Interestingly, most physiologists would predict that Bolt’s height at 6 ft, 4 inches (193 centimeters) would put him at a disadvantage. “Bigger people are going be slower out of the blocks,” says Udofa, simply because it takes more force to get them going. It’s the same thinking why animals like T. Rex and elephants are slower than you might expect; it takes a lot of force to get them going, and their muscles can’t maintain the energy needed to get them up to speed and then keep that pace.

Based on our size relative to the rest of the animal kingdom, humans should actually be speedy. Unfortunately, we just weren’t built with speed in mind the way other animals, like cheetahs, were. An adult cheetah weighs around 160 lbs, about the same size as many professional human runners (Tyson Gay, the world’s second-fastest sprinter, for example, is 5 ft 10 inches, and weighs 165 lbs; Bolt’s height means he weighs more than most). But cheetahs have long, flexible spines that give them a massive stride length between their front and hind legs. We humans just don’t get the same range with two legs and our hips. Plus, cheetahs are way more aerodynamic when they run. They’re narrow with more horizontal bodies, whereas when we stand tall we get more resistance from the air.

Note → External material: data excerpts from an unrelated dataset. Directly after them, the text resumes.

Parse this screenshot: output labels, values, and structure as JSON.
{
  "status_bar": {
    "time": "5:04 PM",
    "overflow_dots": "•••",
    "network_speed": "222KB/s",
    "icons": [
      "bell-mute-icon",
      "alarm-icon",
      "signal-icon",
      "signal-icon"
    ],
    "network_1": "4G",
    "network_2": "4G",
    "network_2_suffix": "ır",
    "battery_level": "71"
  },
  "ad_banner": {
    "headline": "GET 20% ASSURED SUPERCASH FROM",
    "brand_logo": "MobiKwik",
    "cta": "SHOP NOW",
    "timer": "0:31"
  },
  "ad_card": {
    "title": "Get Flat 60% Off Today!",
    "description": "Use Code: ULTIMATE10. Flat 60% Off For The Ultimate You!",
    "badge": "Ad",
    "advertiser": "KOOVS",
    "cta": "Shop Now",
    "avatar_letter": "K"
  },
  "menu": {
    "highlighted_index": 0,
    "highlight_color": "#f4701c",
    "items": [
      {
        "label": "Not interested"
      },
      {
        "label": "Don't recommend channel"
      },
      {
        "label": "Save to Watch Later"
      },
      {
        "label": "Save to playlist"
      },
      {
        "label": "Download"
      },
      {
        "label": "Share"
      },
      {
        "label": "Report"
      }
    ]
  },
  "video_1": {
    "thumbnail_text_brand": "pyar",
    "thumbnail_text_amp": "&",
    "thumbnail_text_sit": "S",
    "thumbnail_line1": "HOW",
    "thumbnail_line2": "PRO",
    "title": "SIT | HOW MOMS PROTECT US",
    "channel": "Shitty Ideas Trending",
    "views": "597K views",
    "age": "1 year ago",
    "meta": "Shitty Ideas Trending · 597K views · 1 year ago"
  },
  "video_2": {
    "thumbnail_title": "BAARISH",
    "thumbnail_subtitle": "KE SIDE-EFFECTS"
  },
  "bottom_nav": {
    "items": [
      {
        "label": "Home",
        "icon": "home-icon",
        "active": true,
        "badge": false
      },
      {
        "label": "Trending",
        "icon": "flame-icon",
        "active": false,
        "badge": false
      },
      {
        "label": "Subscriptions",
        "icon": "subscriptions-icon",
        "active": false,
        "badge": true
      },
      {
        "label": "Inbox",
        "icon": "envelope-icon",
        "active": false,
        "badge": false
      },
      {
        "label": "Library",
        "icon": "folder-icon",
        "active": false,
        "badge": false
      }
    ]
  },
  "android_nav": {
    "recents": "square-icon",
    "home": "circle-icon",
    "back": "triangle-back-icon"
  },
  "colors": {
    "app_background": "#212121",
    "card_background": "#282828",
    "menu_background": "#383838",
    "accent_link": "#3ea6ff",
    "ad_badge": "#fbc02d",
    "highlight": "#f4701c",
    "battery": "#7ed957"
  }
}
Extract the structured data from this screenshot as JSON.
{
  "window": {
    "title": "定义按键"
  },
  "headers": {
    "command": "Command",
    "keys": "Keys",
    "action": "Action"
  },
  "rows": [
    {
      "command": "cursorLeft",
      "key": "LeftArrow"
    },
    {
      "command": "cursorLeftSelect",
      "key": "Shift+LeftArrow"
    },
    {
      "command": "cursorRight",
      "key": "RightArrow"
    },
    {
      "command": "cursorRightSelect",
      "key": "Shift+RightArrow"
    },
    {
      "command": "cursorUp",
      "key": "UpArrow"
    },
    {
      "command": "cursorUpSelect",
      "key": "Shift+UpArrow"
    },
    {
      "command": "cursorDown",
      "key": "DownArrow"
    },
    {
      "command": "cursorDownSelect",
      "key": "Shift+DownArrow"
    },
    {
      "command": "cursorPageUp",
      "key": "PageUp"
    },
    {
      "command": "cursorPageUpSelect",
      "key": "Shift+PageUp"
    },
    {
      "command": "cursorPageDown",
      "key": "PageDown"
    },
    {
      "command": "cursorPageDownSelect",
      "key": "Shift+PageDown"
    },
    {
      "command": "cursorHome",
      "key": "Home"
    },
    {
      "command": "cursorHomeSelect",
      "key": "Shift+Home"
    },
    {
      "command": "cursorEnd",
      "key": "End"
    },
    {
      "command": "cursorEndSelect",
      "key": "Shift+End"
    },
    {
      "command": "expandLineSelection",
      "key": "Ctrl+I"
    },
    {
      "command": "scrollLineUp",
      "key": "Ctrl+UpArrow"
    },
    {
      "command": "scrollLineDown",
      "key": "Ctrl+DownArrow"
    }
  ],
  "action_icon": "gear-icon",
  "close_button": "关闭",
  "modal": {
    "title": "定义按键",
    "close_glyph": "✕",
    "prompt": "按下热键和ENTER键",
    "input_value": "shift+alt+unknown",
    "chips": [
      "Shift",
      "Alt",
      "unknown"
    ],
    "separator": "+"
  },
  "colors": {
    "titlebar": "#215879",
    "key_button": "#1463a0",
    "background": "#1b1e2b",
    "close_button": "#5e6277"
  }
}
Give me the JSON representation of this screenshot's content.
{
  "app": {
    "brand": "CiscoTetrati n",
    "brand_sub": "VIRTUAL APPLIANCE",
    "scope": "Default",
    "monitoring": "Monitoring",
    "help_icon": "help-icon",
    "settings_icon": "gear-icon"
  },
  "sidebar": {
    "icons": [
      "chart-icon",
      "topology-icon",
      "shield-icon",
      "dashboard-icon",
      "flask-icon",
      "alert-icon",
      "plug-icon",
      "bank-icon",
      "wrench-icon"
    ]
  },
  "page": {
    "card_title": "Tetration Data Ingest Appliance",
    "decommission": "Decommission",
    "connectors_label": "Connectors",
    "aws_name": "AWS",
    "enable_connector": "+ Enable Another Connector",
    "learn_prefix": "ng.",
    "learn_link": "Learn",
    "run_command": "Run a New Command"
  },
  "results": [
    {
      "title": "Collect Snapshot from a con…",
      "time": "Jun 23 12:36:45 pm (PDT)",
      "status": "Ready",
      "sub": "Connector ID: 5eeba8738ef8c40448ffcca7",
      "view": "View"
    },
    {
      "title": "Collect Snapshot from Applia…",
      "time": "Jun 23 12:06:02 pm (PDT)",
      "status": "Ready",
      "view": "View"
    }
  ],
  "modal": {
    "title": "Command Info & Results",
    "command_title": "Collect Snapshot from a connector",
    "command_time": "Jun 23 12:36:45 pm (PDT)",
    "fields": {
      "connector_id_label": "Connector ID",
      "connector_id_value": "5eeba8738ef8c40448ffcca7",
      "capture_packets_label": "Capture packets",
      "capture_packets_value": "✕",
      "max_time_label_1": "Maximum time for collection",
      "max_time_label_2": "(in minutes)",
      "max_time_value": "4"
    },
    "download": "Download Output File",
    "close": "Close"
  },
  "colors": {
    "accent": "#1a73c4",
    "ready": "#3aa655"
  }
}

Yet Bolt doesn’t seem to be slowed down by his height. He seems to get himself going at the same speed that smaller runners do, and his long legs carry him farther with each step. In an event like the 100-meter dash, Bolt probably takes four to five fewer steps than other runners, Udofa says.

And even though his legs are reportedly two different lengths, this asymmetry doesn’t seem to be a problem for Bolt. “A lot of people are going to have slightly asymmetries in terms of leg lengths,” says Udofa. “People will self-optimize to get what’s best for them,” in terms of getting the most use out of their muscles. In fact, research from earlier this year (paywall) proved we all run with a stride that most efficiently uses the energy we get from oxygen—although this doesn’t mean we’re naturally our fastest, as the Verge reports. Perfecting a stride technique with flawlessly raised knees and straight ankles takes years of training; Bolt seems to have combined all of that coaching with what works best for his body.

To top it all off, Bolt has one more trick up his sleeve. To those watching in the stadium or on TV, “it looks like Bolt kicks into another gear” at the end of a sprint, Udofa says. But actually, he’s just slowing down the least. Even the fastest sprinters mostly can’t hang on to their top speeds much farther beyond the 70-meter mark. Although they’re not slowing down in a noticeable way (at least to the untrained eye), they’re decelerating more than Bolt does. That’s what makes Bolt appear to glide so smoothly and easily ahead of the competition.